Stardust(198)
“Like something out of the movies,” Bunny said flatly.
The others were moving in now, filling the lobby. Liesl was posing with the servicemen, two on each side. Her father, looking slightly lost, had arrived with Salka. She was beaming, reminded perhaps of the old opening nights at the Ufa Palast, but no one in the bleachers paid any attention. Only Polly recognized them, nodding to Ostermann, her neighbor at the hearing, now someone she mentioned in her columns. The Conscience of Germany. There was talk of a Nobel, she’d heard. Behind her, Kelly was holding her mike, doing a remote check. When he looked up he caught Ben’s eye for a minute, an odd questioning, the sound stage accident mixed up with the Cherokee somehow, a scent nobody was following, Ben an inexplicable connection. But Kelly had moved on to another beat, no longer doing Cagney, and Dick Marshall was getting out of his car, the story he’d come for.
Ben went in, sitting in one of the back Continental rows, watching the rest of the audience kissing and waving across aisles, a party. Bunny hurried down front with Rex and Sam and some men from the front office, talking as he went, Lasner on the carpet at Grand Central. Little Brian Jenkins, quick as a bunny. Then Liesl came in between the Army and the Navy and the lights started to dim.
It was the kind of company audience that applauded the credits, little salutes to their friends. Imre Tabor, ten years out of Budapest, had directed, and Epstein had done the music and Simco the photography, all Europeans, but whatever edge they may once have brought had been smoothed out, maybe forgotten. It was a studio picture, bright, every eyebrow in place. Ben wondered for a second what might have happened to Kaltenbach if he’d stayed, got lucky with Exit Visa, shepherding Danny’s story through rewrites. A vehicle for Dick. Stranger things had happened.

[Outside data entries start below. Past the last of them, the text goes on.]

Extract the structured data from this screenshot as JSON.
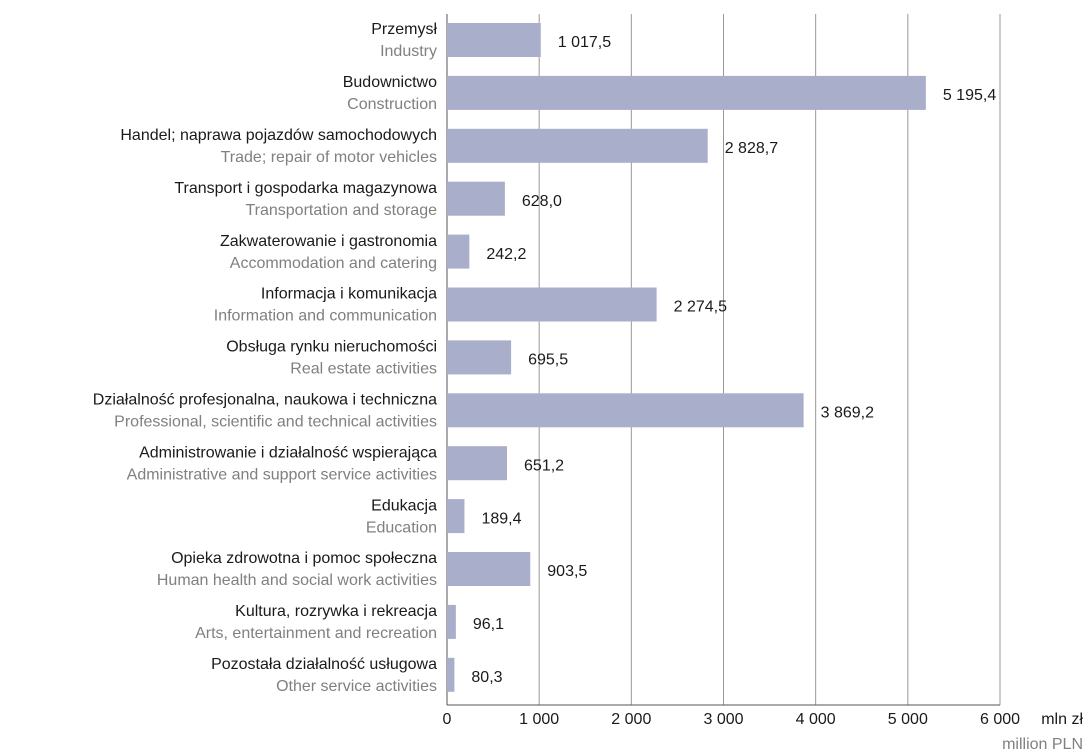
{
  "chart_data": {
    "type": "barh",
    "categories": [
      "Przemysł",
      "Budownictwo",
      "Handel; naprawa pojazdów samochodowych",
      "Transport i gospodarka magazynowa",
      "Zakwaterowanie i gastronomia",
      "Informacja i komunikacja",
      "Obsługa rynku nieruchomości",
      "Działalność profesjonalna, naukowa i techniczna",
      "Administrowanie i działalność wspierająca",
      "Edukacja",
      "Opieka zdrowotna i pomoc społeczna",
      "Kultura, rozrywka i rekreacja",
      "Pozostała działalność usługowa"
    ],
    "categories_en": [
      "Industry",
      "Construction",
      "Trade; repair of motor vehicles",
      "Transportation and storage",
      "Accommodation and catering",
      "Information and communication",
      "Real estate activities",
      "Professional, scientific and technical activities",
      "Administrative and support service activities",
      "Education",
      "Human health and social work activities",
      "Arts, entertainment and recreation",
      "Other service activities"
    ],
    "values": [
      1017.5,
      5195.4,
      2828.7,
      628.0,
      242.2,
      2274.5,
      695.5,
      3869.2,
      651.2,
      189.4,
      903.5,
      96.1,
      80.3
    ],
    "value_labels": [
      "1 017,5",
      "5 195,4",
      "2 828,7",
      "628,0",
      "242,2",
      "2 274,5",
      "695,5",
      "3 869,2",
      "651,2",
      "189,4",
      "903,5",
      "96,1",
      "80,3"
    ],
    "color": "#a9aecb",
    "xlim": [
      0,
      6000
    ],
    "xticks": [
      0,
      {
        "value": 1000,
        "label": "1 000"
      },
      {
        "value": 2000,
        "label": "2 000"
      },
      {
        "value": 3000,
        "label": "3 000"
      },
      {
        "value": 4000,
        "label": "4 000"
      },
      {
        "value": 5000,
        "label": "5 000"
      },
      {
        "value": 6000,
        "label": "6 000"
      }
    ],
    "xlabel": "mln zł",
    "xlabel_en": "million PLN",
    "grid": true
  }
}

On the screen a process shot of ruins dissolved to a studio interior, the family waiting for the Allied liberation. Then Liesl’s first appearance, riding a bicycle, hair blowing. Applause. Her face in close-up, young, fearless, the one Danny must have known. In a second a retreating German soldier would grab the bicycle, force her into the doorway, struggle with her until she got his gun, shot him. The scene that would come in handy in real life, holding the gun steady in the nightclub set, standing over Dieter on the floor. Ben standing there, too. Are you finished now? Bunny had said. Danny finally avenged. But how could you ever be finished with murder? An endless accounting. There was always more. Reasons. And once you did know, what did you do? Not all deaths are alike.
Liesl was heaving, distraught, racing to safety. Now the advancing GI who would discover her, deliver her, and then come to call. The war as Continental saw it. Not the rest of it, not what Ben had seen. He glanced down toward Bunny. There were a hundred ways he could interfere, keep the faces off the screen. Would it matter? What was it worth to them, already gone? Had it mattered to Danny, Dieter finally lying in a pool of his own blood? But it had to, somehow. To us. What if we never saw the faces, stayed in the dark?

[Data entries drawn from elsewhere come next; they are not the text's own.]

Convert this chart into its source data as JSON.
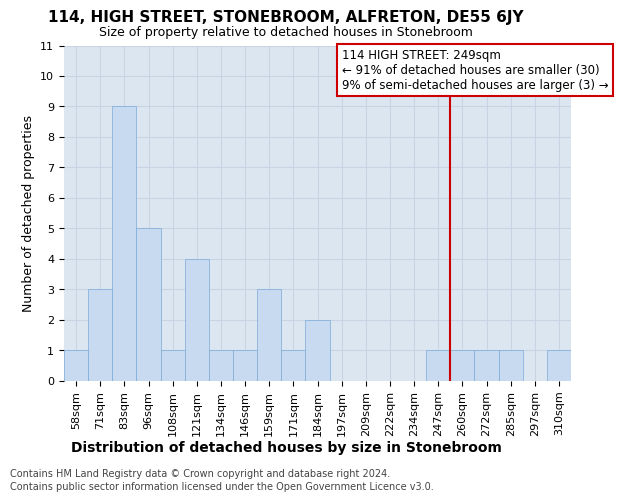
{
  "title": "114, HIGH STREET, STONEBROOM, ALFRETON, DE55 6JY",
  "subtitle": "Size of property relative to detached houses in Stonebroom",
  "xlabel_bottom": "Distribution of detached houses by size in Stonebroom",
  "ylabel": "Number of detached properties",
  "footnote1": "Contains HM Land Registry data © Crown copyright and database right 2024.",
  "footnote2": "Contains public sector information licensed under the Open Government Licence v3.0.",
  "bin_labels": [
    "58sqm",
    "71sqm",
    "83sqm",
    "96sqm",
    "108sqm",
    "121sqm",
    "134sqm",
    "146sqm",
    "159sqm",
    "171sqm",
    "184sqm",
    "197sqm",
    "209sqm",
    "222sqm",
    "234sqm",
    "247sqm",
    "260sqm",
    "272sqm",
    "285sqm",
    "297sqm",
    "310sqm"
  ],
  "bar_heights": [
    1,
    3,
    9,
    5,
    1,
    4,
    1,
    1,
    3,
    1,
    2,
    0,
    0,
    0,
    0,
    1,
    1,
    1,
    1,
    0,
    1
  ],
  "bar_color": "#c8daf0",
  "bar_edgecolor": "#7aaad8",
  "grid_color": "#c8d4e4",
  "bg_color": "#dce6f1",
  "red_line_index": 15.5,
  "annotation_line1": "114 HIGH STREET: 249sqm",
  "annotation_line2": "← 91% of detached houses are smaller (30)",
  "annotation_line3": "9% of semi-detached houses are larger (3) →",
  "red_color": "#cc0000",
  "ylim_max": 11,
  "title_fontsize": 11,
  "subtitle_fontsize": 9,
  "ylabel_fontsize": 9,
  "tick_fontsize": 8,
  "xlabel_fontsize": 10,
  "footnote_fontsize": 7,
  "annotation_fontsize": 8.5
}
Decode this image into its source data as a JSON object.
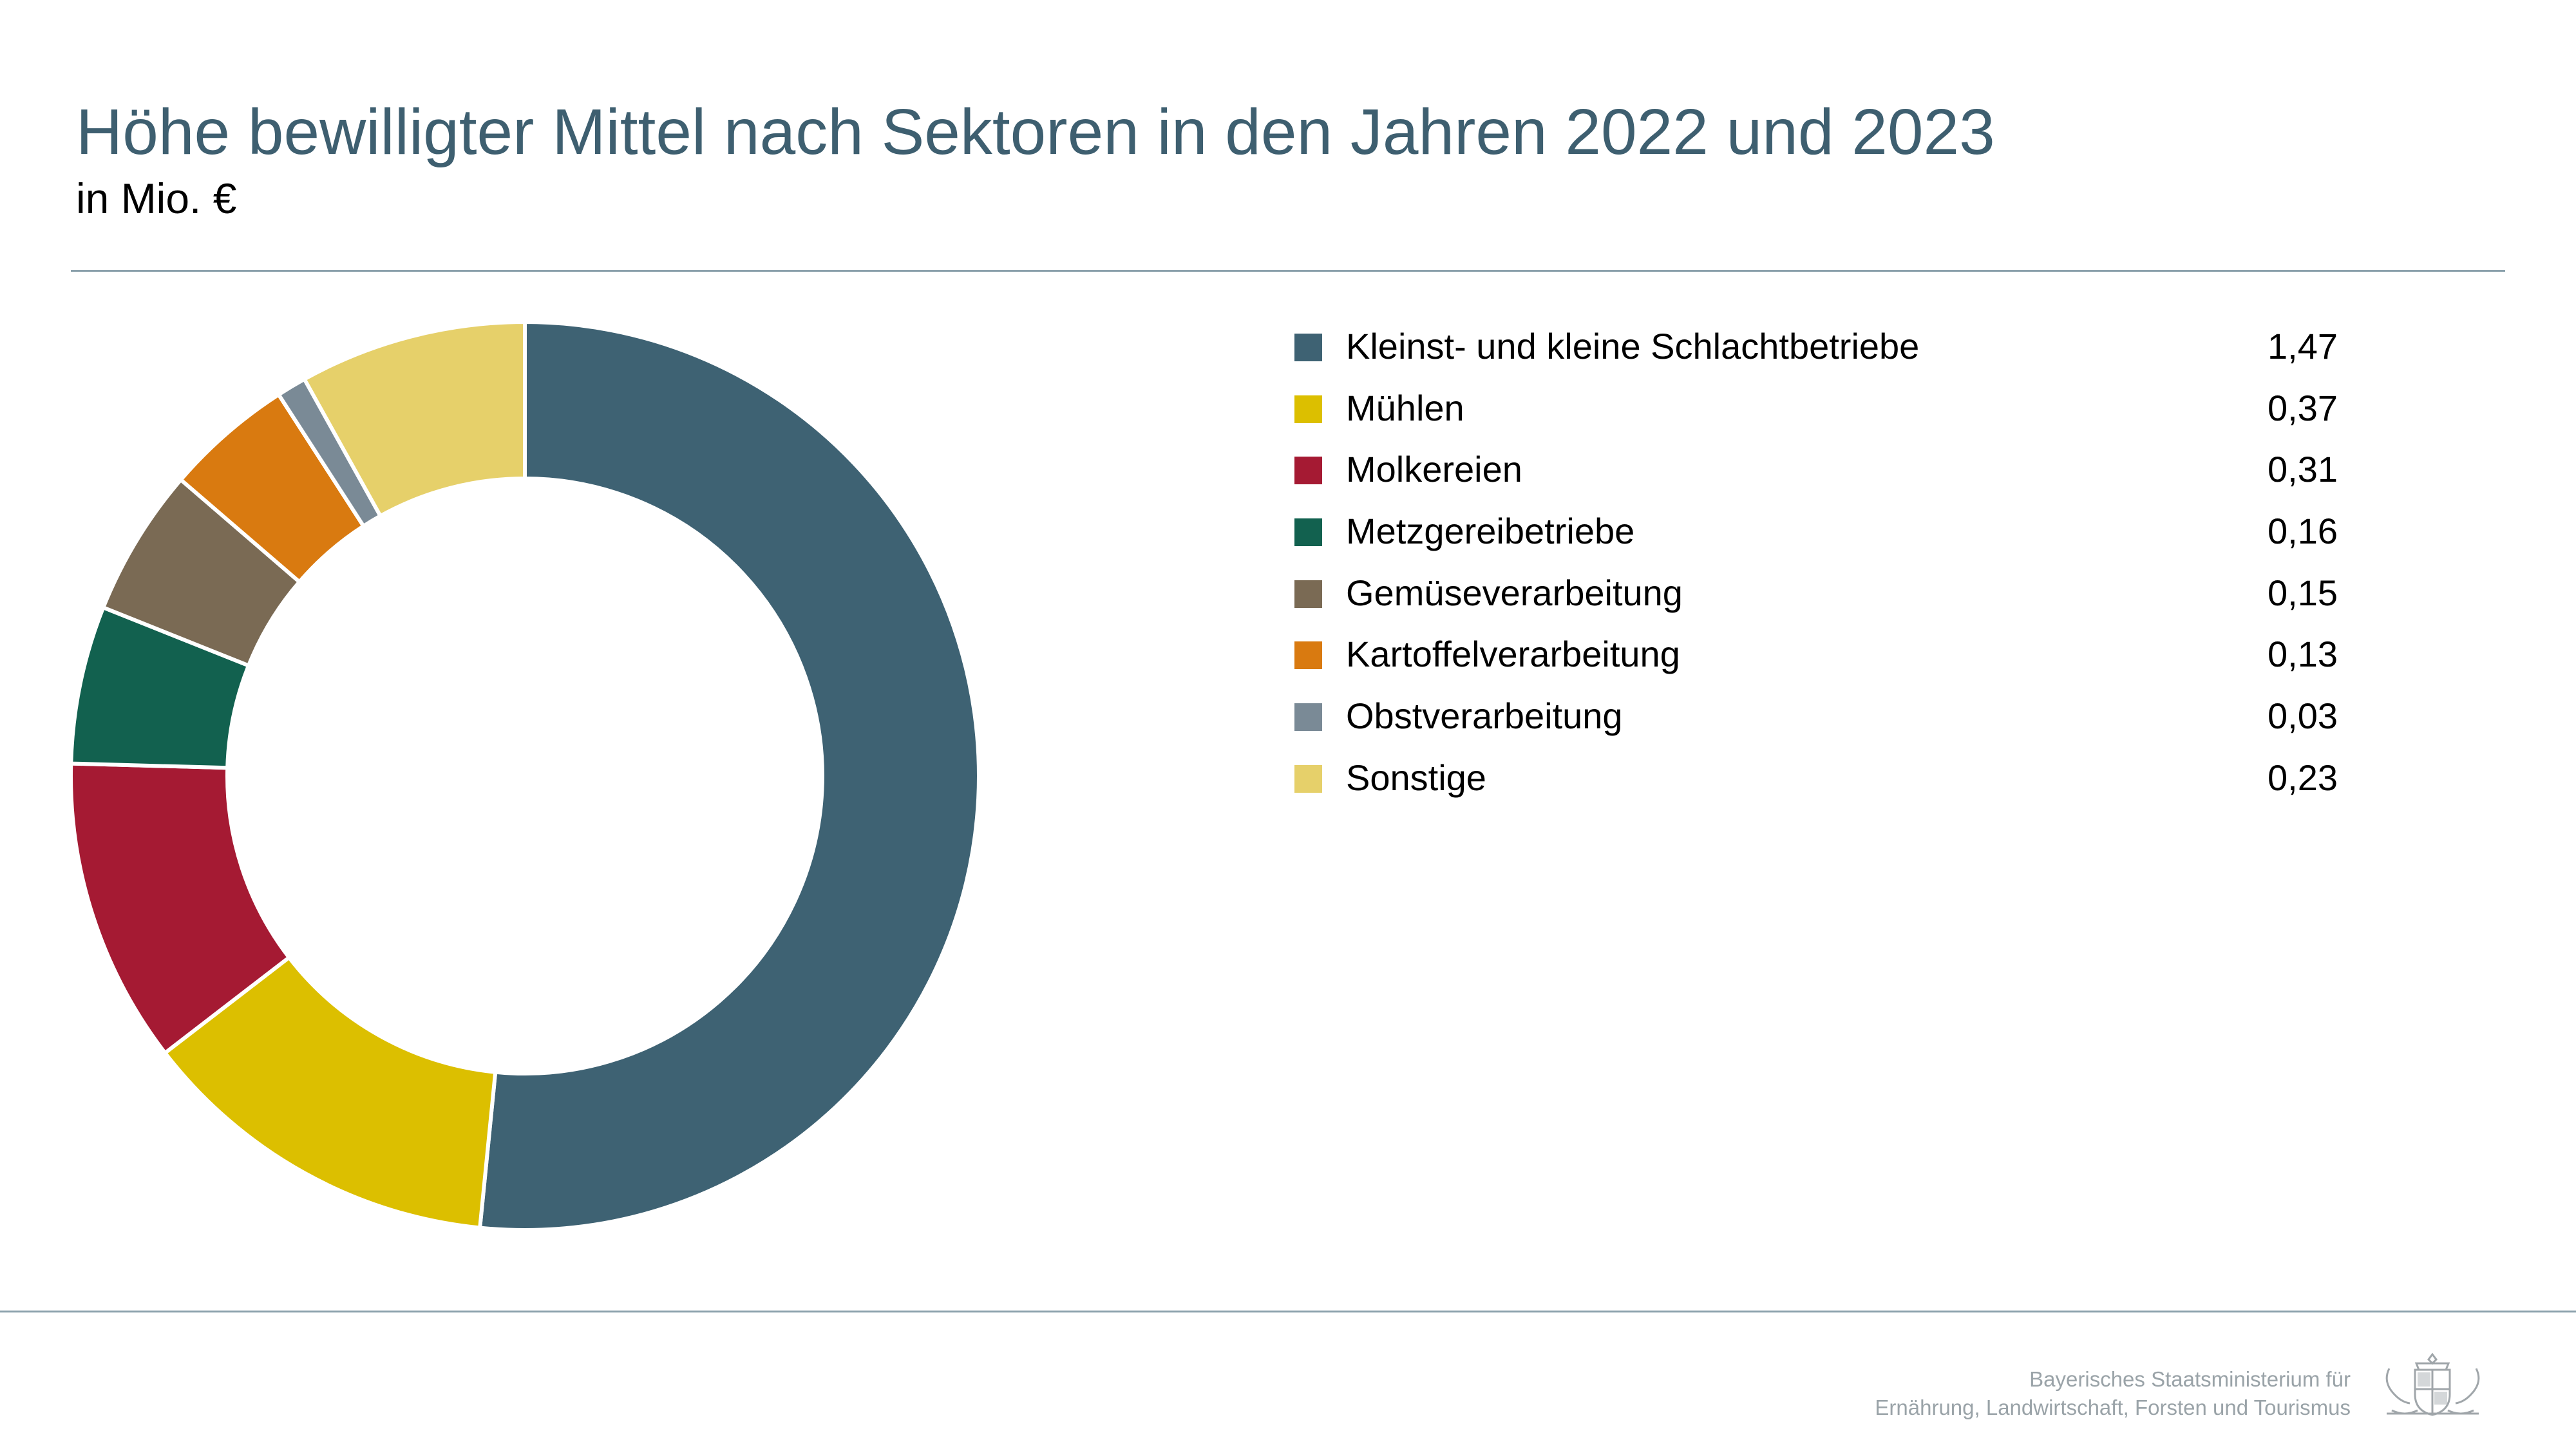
{
  "header": {
    "title": "Höhe bewilligter Mittel nach Sektoren in den Jahren 2022 und 2023",
    "subtitle": "in Mio. €"
  },
  "chart_data": {
    "type": "pie",
    "variant": "donut",
    "title": "Höhe bewilligter Mittel nach Sektoren in den Jahren 2022 und 2023",
    "subtitle": "in Mio. €",
    "legend_position": "right",
    "categories": [
      "Kleinst- und kleine Schlachtbetriebe",
      "Mühlen",
      "Molkereien",
      "Metzgereibetriebe",
      "Gemüseverarbeitung",
      "Kartoffelverarbeitung",
      "Obstverarbeitung",
      "Sonstige"
    ],
    "values": [
      1.47,
      0.37,
      0.31,
      0.16,
      0.15,
      0.13,
      0.03,
      0.23
    ],
    "value_labels": [
      "1,47",
      "0,37",
      "0,31",
      "0,16",
      "0,15",
      "0,13",
      "0,03",
      "0,23"
    ],
    "colors": [
      "#3e6273",
      "#dcbf00",
      "#a51a33",
      "#12614f",
      "#7a6a54",
      "#d97a10",
      "#7a8a96",
      "#e6d06a"
    ]
  },
  "footer": {
    "line1": "Bayerisches Staatsministerium für",
    "line2": "Ernährung, Landwirtschaft, Forsten und Tourismus",
    "logo_icon": "bavarian-crest-icon"
  }
}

He felt the hand on his shoulder just as the screen Liesl shot the gun, making him jump. An apologetic publicist, drawing him quietly out to the lobby, a waiting phone.

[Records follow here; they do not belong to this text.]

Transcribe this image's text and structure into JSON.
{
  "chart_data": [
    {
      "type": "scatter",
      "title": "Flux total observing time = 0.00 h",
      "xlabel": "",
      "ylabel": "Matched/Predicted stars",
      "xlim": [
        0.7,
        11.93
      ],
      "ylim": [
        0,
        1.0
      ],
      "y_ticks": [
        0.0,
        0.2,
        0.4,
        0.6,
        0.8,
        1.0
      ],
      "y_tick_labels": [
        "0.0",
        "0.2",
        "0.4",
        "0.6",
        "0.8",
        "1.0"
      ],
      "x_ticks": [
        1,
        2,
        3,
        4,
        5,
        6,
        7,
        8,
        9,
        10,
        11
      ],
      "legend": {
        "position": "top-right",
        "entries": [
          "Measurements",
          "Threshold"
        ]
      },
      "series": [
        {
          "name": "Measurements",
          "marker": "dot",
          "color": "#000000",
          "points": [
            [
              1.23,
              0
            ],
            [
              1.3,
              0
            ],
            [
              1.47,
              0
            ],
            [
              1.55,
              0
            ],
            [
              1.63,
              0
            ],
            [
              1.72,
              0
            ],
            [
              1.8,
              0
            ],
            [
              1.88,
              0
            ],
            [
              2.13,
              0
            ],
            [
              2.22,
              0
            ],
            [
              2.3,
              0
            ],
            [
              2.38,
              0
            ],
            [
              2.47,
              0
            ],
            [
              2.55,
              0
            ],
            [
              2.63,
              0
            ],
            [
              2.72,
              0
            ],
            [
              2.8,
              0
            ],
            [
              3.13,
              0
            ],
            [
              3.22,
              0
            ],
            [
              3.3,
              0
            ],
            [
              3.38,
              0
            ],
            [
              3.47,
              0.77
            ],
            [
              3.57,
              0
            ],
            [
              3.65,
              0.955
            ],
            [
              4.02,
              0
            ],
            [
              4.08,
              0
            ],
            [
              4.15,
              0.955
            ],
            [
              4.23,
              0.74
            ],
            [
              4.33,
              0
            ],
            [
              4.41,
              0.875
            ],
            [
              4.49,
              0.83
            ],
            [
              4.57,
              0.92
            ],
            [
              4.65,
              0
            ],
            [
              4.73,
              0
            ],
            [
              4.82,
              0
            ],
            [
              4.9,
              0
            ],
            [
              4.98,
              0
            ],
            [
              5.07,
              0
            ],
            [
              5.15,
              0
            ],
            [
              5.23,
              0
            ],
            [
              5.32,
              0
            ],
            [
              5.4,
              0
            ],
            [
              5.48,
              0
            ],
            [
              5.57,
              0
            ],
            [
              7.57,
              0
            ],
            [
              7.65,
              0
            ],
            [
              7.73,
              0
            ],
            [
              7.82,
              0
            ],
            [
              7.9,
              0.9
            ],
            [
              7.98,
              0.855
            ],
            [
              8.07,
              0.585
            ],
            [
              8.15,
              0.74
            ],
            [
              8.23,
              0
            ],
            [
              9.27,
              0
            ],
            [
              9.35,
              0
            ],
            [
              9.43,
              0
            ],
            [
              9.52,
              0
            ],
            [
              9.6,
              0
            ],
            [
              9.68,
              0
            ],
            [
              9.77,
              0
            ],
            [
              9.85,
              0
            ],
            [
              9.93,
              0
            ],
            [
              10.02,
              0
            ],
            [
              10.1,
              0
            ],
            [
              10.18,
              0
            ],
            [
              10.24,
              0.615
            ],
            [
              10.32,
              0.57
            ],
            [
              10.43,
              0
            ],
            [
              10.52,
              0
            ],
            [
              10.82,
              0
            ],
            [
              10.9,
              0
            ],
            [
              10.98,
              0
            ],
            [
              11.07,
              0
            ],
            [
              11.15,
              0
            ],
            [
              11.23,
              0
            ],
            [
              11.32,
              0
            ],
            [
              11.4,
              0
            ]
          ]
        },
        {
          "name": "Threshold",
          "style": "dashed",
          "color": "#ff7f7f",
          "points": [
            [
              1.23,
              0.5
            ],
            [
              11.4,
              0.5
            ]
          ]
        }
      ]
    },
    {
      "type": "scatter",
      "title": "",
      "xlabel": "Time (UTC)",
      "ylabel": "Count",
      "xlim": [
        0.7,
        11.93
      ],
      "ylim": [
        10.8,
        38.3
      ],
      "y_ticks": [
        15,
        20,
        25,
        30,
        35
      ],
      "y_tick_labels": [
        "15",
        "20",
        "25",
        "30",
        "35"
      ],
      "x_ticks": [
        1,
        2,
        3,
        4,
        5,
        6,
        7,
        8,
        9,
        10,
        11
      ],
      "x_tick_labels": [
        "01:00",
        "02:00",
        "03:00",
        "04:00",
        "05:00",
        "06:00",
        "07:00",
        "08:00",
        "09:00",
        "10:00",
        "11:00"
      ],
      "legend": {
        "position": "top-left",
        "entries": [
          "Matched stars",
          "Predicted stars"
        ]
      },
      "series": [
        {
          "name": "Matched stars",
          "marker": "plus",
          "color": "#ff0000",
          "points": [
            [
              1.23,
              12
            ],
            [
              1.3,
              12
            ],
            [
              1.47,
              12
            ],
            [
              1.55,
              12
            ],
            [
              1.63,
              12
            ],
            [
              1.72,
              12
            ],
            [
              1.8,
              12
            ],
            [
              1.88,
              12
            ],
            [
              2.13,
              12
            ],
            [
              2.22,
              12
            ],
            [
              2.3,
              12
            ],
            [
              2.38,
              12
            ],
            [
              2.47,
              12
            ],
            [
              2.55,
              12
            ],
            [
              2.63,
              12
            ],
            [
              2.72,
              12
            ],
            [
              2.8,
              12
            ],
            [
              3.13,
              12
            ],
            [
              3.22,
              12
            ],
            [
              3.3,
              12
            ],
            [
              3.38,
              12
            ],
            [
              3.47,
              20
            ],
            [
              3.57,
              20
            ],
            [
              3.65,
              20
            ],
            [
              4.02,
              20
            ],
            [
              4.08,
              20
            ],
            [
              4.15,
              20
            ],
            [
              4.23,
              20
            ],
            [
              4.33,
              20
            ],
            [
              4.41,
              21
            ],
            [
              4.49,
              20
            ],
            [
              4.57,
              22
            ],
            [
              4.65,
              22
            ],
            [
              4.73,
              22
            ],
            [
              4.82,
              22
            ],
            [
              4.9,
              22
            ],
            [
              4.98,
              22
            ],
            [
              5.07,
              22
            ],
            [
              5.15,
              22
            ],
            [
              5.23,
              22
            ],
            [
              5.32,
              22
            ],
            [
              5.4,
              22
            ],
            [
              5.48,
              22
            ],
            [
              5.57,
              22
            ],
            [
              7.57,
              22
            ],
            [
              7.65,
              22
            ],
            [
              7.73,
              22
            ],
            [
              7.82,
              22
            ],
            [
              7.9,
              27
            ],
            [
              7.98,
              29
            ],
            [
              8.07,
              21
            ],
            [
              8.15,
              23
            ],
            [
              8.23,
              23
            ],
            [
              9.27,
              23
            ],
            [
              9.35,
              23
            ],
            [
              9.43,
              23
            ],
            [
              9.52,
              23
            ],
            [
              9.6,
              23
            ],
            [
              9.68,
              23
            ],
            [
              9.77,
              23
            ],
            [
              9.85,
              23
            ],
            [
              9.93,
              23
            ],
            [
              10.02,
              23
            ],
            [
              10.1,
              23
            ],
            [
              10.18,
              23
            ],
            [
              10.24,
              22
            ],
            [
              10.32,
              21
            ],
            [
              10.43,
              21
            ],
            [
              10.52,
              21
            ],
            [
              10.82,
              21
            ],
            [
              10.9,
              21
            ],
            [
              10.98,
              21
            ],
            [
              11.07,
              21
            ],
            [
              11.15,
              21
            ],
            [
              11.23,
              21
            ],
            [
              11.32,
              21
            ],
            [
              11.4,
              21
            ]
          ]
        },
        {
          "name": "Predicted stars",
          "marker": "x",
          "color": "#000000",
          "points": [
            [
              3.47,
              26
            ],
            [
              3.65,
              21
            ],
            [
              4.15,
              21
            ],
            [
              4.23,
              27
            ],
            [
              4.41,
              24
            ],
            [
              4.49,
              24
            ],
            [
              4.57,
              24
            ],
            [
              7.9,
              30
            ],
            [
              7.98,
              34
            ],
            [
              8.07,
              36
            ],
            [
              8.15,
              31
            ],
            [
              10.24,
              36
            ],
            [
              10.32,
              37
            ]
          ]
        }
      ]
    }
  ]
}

“He’s asking for you,” Fay said. “I know you’re in the middle—”
“Is he—?”
“I don’t know. He keeps coming back. An ox.”
“But you called.”
“I have a feeling, that’s all,” she said, her voice small, afraid.
“I’ll be right there.”
The same hospital smell as he walked in, sharp disinfectant cutting through air thick with blood and waste, the same as Danny’s hospital, all of them. The linoleum in the corridor, just mopped, glared in the overhead light.
Fay was sitting in the room with Paulette Goddard, waiting together, maybe as they’d once waited in casting offices to show their beautiful legs. Now they both looked drawn, sober, their usual sparkle muted. The way his mother might have waited for Otto, if she had been there, if any of them had. They squeezed his hand, a silent hello.
Sol was lying half propped up, eyes closed, his skin gray, thin hair pasted down with sweat. A plastic tube hissed oxygen in his nose, and a bottle hung next to him, dripping fluid through an IV. His face looked slack, old, the corners of his mouth white with dried saliva.
“How’s her picture?” he said, opening his eyes a little.
“The audience likes it.”
Sol grunted. “They’re on the payroll.”
“How are you?” Ben said, coming over to the bed, resting his hand.
“I’m signing up with Arthur Murray.”
“I’ll teach you for free,” Fay said.